The Last of the Cailleach
Safe in her cave Sucking marrow from bone Bright rays piece her fastness
Actually, it is often the coldest weather right at this time of year in Ireland. Often this is the the last push for snow and ice at Imbolc, so we acknowledge this by making hearty stews and mashed potato or ham and colcannon. Neeps are not just for Burn’s night either. Turnip and bacon is pure January comfort food. Making a stew from shin of beef probably inspired this.J
To fire our bellies We want to sup marrow from bone Hungry days
But then the Maiden Brigid is right on the threshold of the season and year. Spring is coming. We see it in the bulbs popping up. The gorse has bloomed again in this upland country. (And it’s scent is almost tropical! True!) This little poem is a riff on the old custom of welcoming St. Brigid into you house, opening your front door and saying the welcome aloud.

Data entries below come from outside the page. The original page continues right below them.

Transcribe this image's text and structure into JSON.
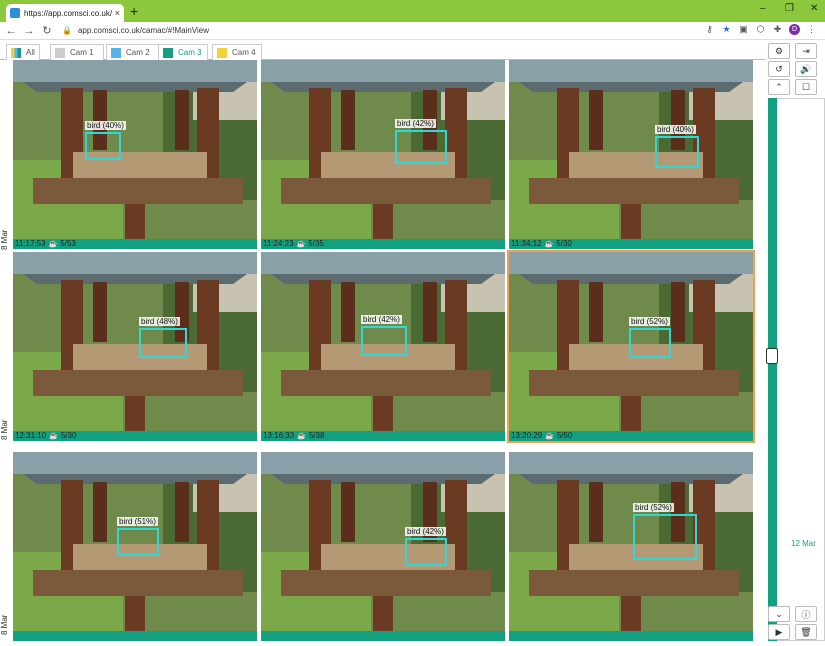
{
  "browser": {
    "tab_title": "https://app.comsci.co.uk/camac",
    "tab_close": "×",
    "new_tab": "+",
    "url": "app.comsci.co.uk/camac/#!MainView",
    "win_minimize": "–",
    "win_maximize": "❐",
    "win_close": "✕",
    "profile_initial": "D"
  },
  "camera_tabs": [
    {
      "label": "All",
      "swatch": "all"
    },
    {
      "label": "Cam 1",
      "swatch": "#cccccc"
    },
    {
      "label": "Cam 2",
      "swatch": "#56b4e9"
    },
    {
      "label": "Cam 3",
      "swatch": "#1a9a7f",
      "active": true
    },
    {
      "label": "Cam 4",
      "swatch": "#f1d23a"
    }
  ],
  "rows": [
    {
      "date_label": "8 Mar"
    },
    {
      "date_label": "8 Mar"
    },
    {
      "date_label": "8 Mar"
    }
  ],
  "cells": [
    {
      "time": "11:17:53",
      "count": "5/53",
      "detection": "bird (40%)"
    },
    {
      "time": "11:24:23",
      "count": "5/35",
      "detection": "bird (42%)"
    },
    {
      "time": "11:34:12",
      "count": "5/30",
      "detection": "bird (40%)"
    },
    {
      "time": "12:31:10",
      "count": "5/30",
      "detection": "bird (48%)"
    },
    {
      "time": "13:16:33",
      "count": "5/38",
      "detection": "bird (42%)"
    },
    {
      "time": "13:20:29",
      "count": "5/50",
      "detection": "bird (52%)",
      "highlighted": true
    },
    {
      "time": "",
      "count": "",
      "detection": "bird (51%)"
    },
    {
      "time": "",
      "count": "",
      "detection": "bird (42%)"
    },
    {
      "time": "",
      "count": "",
      "detection": "bird (52%)"
    }
  ],
  "sidebar": {
    "timeline_date": "12 Mar",
    "icons": [
      "gear-icon",
      "logout-icon",
      "history-icon",
      "volume-icon",
      "chevron-up-icon",
      "stop-icon",
      "chevron-down-icon",
      "info-icon",
      "play-icon",
      "trash-icon"
    ]
  },
  "colors": {
    "brand_green": "#8cc83c",
    "accent_teal": "#13a080",
    "bbox_cyan": "#2fd7d7",
    "highlight_orange": "#f0a050"
  }
}
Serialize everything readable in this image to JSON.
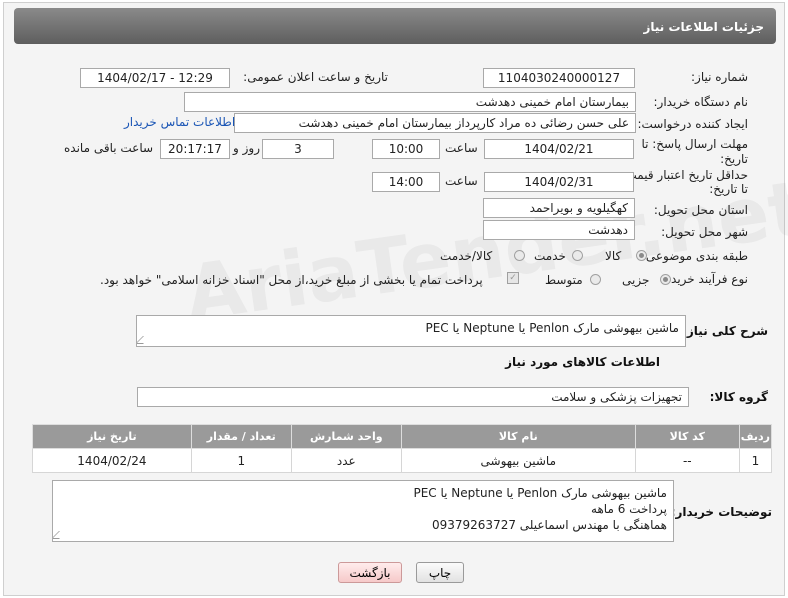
{
  "header": {
    "title": "جزئیات اطلاعات نیاز"
  },
  "fields": {
    "need_number_label": "شماره نیاز:",
    "need_number": "1104030240000127",
    "announce_label": "تاریخ و ساعت اعلان عمومی:",
    "announce_value": "1404/02/17 - 12:29",
    "buyer_org_label": "نام دستگاه خریدار:",
    "buyer_org": "بیمارستان امام خمینی دهدشت",
    "requester_label": "ایجاد کننده درخواست:",
    "requester": "علی حسن رضائی ده مراد کارپرداز بیمارستان امام خمینی دهدشت",
    "contact_link": "اطلاعات تماس خریدار",
    "deadline_label_1": "مهلت ارسال پاسخ: تا",
    "deadline_label_2": "تاریخ:",
    "deadline_date": "1404/02/21",
    "time_label": "ساعت",
    "deadline_time": "10:00",
    "days_value": "3",
    "days_label": "روز و",
    "remaining_time": "20:17:17",
    "remaining_label": "ساعت باقی مانده",
    "validity_label_1": "حداقل تاریخ اعتبار قیمت:",
    "validity_label_2": "تا تاریخ:",
    "validity_date": "1404/02/31",
    "validity_time": "14:00",
    "province_label": "استان محل تحویل:",
    "province": "کهگیلویه و بویراحمد",
    "city_label": "شهر محل تحویل:",
    "city": "دهدشت",
    "category_label": "طبقه بندی موضوعی:",
    "category_options": [
      "کالا",
      "خدمت",
      "کالا/خدمت"
    ],
    "category_selected": "کالا",
    "process_label": "نوع فرآیند خرید :",
    "process_options": [
      "جزیی",
      "متوسط"
    ],
    "process_selected": "جزیی",
    "payment_note": "پرداخت تمام یا بخشی از مبلغ خرید،از محل \"اسناد خزانه اسلامی\" خواهد بود."
  },
  "description": {
    "label": "شرح کلی نیاز:",
    "value": "ماشین بیهوشی مارک Penlon  یا  Neptune یا PEC"
  },
  "goods_section": {
    "title": "اطلاعات کالاهای مورد نیاز",
    "group_label": "گروه کالا:",
    "group_value": "تجهیزات پزشکی و سلامت"
  },
  "table": {
    "headers": [
      "ردیف",
      "کد کالا",
      "نام کالا",
      "واحد شمارش",
      "تعداد / مقدار",
      "تاریخ نیاز"
    ],
    "rows": [
      [
        "1",
        "--",
        "ماشین بیهوشی",
        "عدد",
        "1",
        "1404/02/24"
      ]
    ]
  },
  "buyer_notes": {
    "label": "توضیحات خریدار:",
    "lines": [
      "ماشین بیهوشی مارک Penlon  یا  Neptune یا PEC",
      "پرداخت 6 ماهه",
      "هماهنگی با مهندس اسماعیلی 09379263727"
    ]
  },
  "buttons": {
    "print": "چاپ",
    "back": "بازگشت"
  },
  "watermark_text": "AriaTender.net"
}
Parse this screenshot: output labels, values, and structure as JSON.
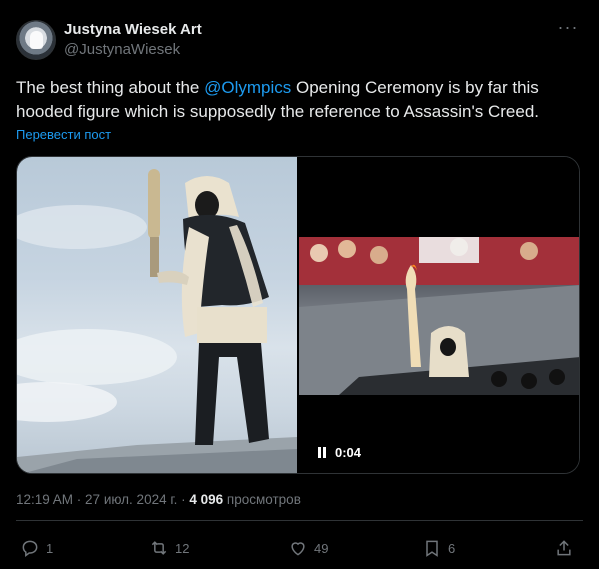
{
  "author": {
    "name": "Justyna Wiesek Art",
    "handle": "@JustynaWiesek"
  },
  "icons": {
    "more": "more-options-icon",
    "reply": "reply-icon",
    "retweet": "retweet-icon",
    "like": "heart-icon",
    "bookmark": "bookmark-icon",
    "share": "share-icon",
    "pause": "pause-icon"
  },
  "tweet": {
    "text_before": "The best thing about the ",
    "mention": "@Olympics",
    "text_after": " Opening Ceremony is by far this hooded figure which is supposedly the reference to Assassin's Creed.",
    "translate_label": "Перевести пост"
  },
  "media": {
    "video_time": "0:04"
  },
  "meta": {
    "time": "12:19 AM",
    "separator": " · ",
    "date": "27 июл. 2024 г.",
    "separator2": " · ",
    "views_count": "4 096",
    "views_label": " просмотров"
  },
  "actions": {
    "replies": "1",
    "retweets": "12",
    "likes": "49",
    "bookmarks": "6"
  },
  "colors": {
    "background": "#000000",
    "text": "#e7e9ea",
    "secondary": "#71767b",
    "accent": "#1d9bf0",
    "border": "#2f3336"
  }
}
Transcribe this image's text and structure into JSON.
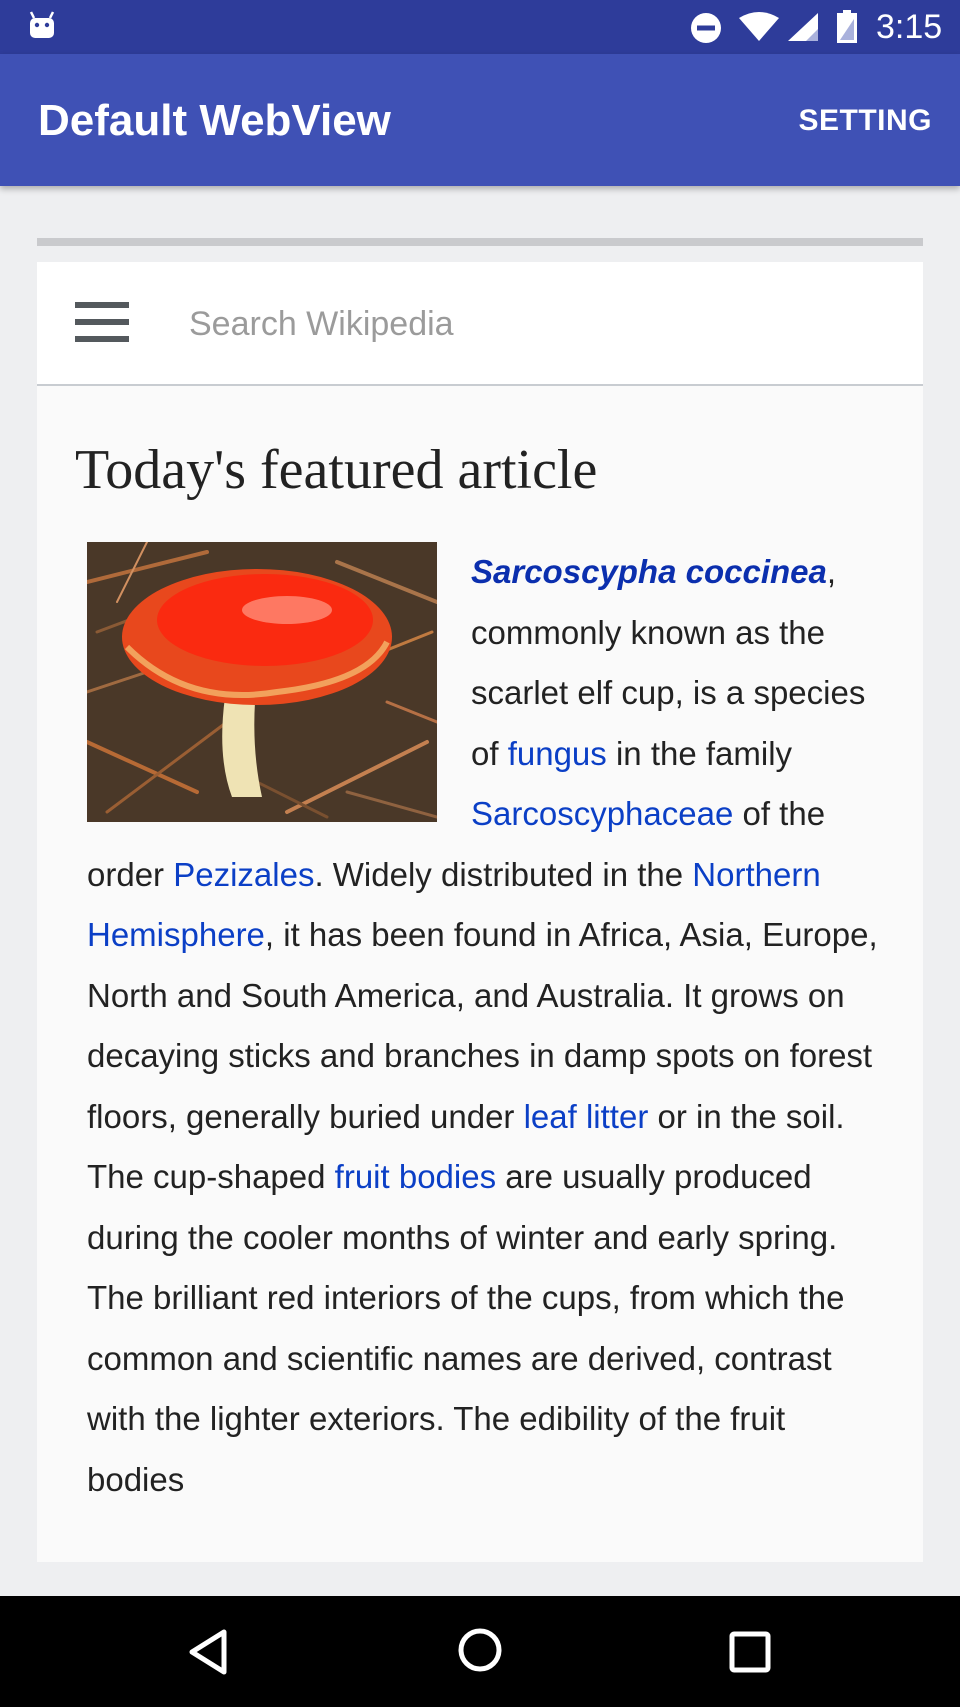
{
  "status_bar": {
    "time": "3:15",
    "icons": [
      "android-icon",
      "do-not-disturb-icon",
      "wifi-icon",
      "signal-icon",
      "battery-icon"
    ]
  },
  "app_bar": {
    "title": "Default WebView",
    "setting_label": "SETTING"
  },
  "wiki": {
    "search_placeholder": "Search Wikipedia",
    "heading": "Today's featured article",
    "image_subject": "scarlet elf cup mushroom photo",
    "article": {
      "lead_link": "Sarcoscypha coccinea",
      "t1": ", commonly known as the scarlet elf cup, is a species of ",
      "link_fungus": "fungus",
      "t2": " in the family ",
      "link_family": "Sarcoscyphaceae",
      "t3": " of the order ",
      "link_order": "Pezizales",
      "t4": ". Widely distributed in the ",
      "link_hemisphere": "Northern Hemisphere",
      "t5": ", it has been found in Africa, Asia, Europe, North and South America, and Australia. It grows on decaying sticks and branches in damp spots on forest floors, generally buried under ",
      "link_leaf_litter": "leaf litter",
      "t6": " or in the soil. The cup-shaped ",
      "link_fruit_bodies": "fruit bodies",
      "t7": " are usually produced during the cooler months of winter and early spring. The brilliant red interiors of the cups, from which the common and scientific names are derived, contrast with the lighter exteriors. The edibility of the fruit bodies"
    }
  },
  "colors": {
    "status_bar": "#2e3c9a",
    "app_bar": "#3f51b5",
    "link": "#0b3fc6"
  },
  "nav_bar": {
    "buttons": [
      "back-icon",
      "home-icon",
      "recents-icon"
    ]
  }
}
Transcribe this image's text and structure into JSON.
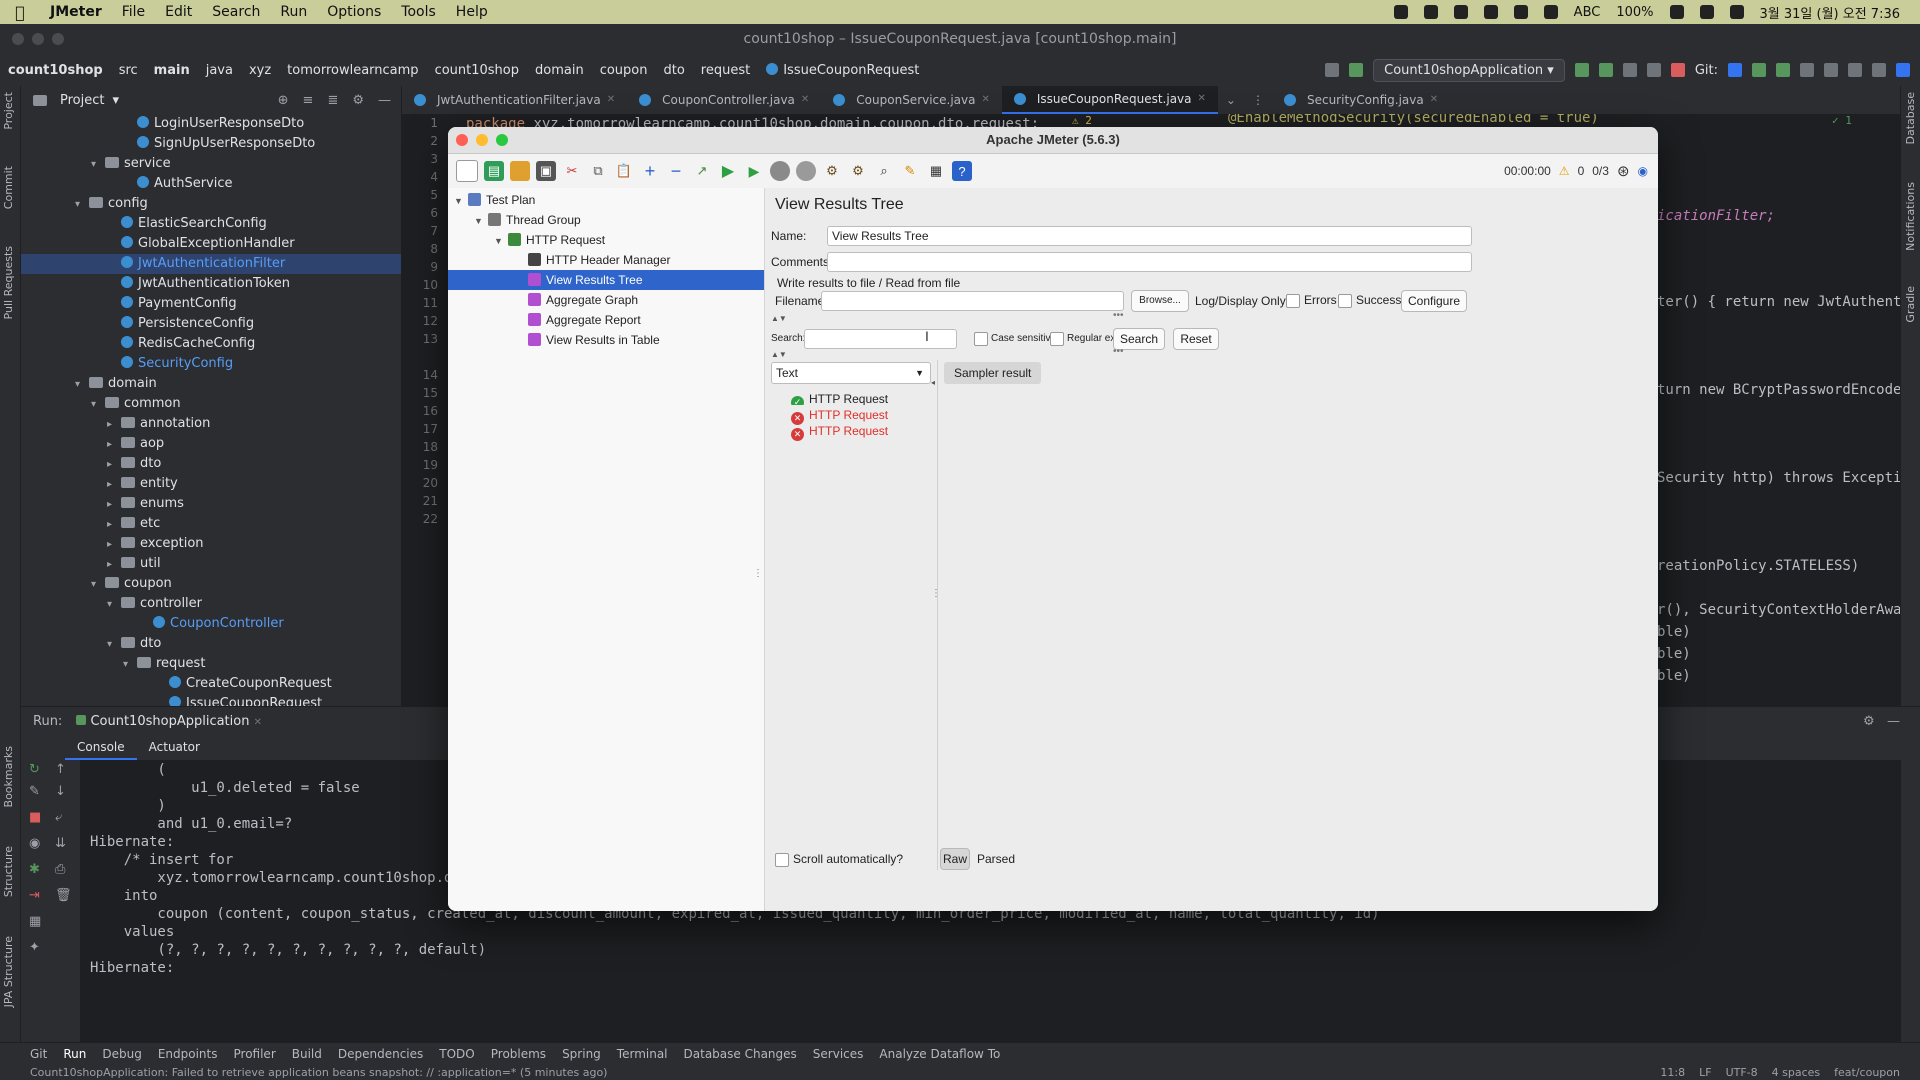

These fiery rays Melting morning's frost Brigid is welcome! She is!
This is a week where I will be giving public readings of some of my Brigid inspired poems, weaving St. Brigid’s crosses, telling Her folklore to groups and generally having a lot of fun. It is time to bake my special seed cake because we are on the threshold of new growth. It’s time! We can feel it in our belly.
I knew the day would come that I just would not be feeling it. Actually, I do feel a bit under the weather. But I have done it. I have cut myself some slack though. Let’s just say it is a micropoem. But I have spent a bit of time at poetry practice nonetheless.
The world is a worry bead everyone is rubbing.
When did so many humans begin to yearn to immolate?
While others of my kind are spinning a silken case,
Awaiting the right time to unswathe
To flutter and create another kind of chaos.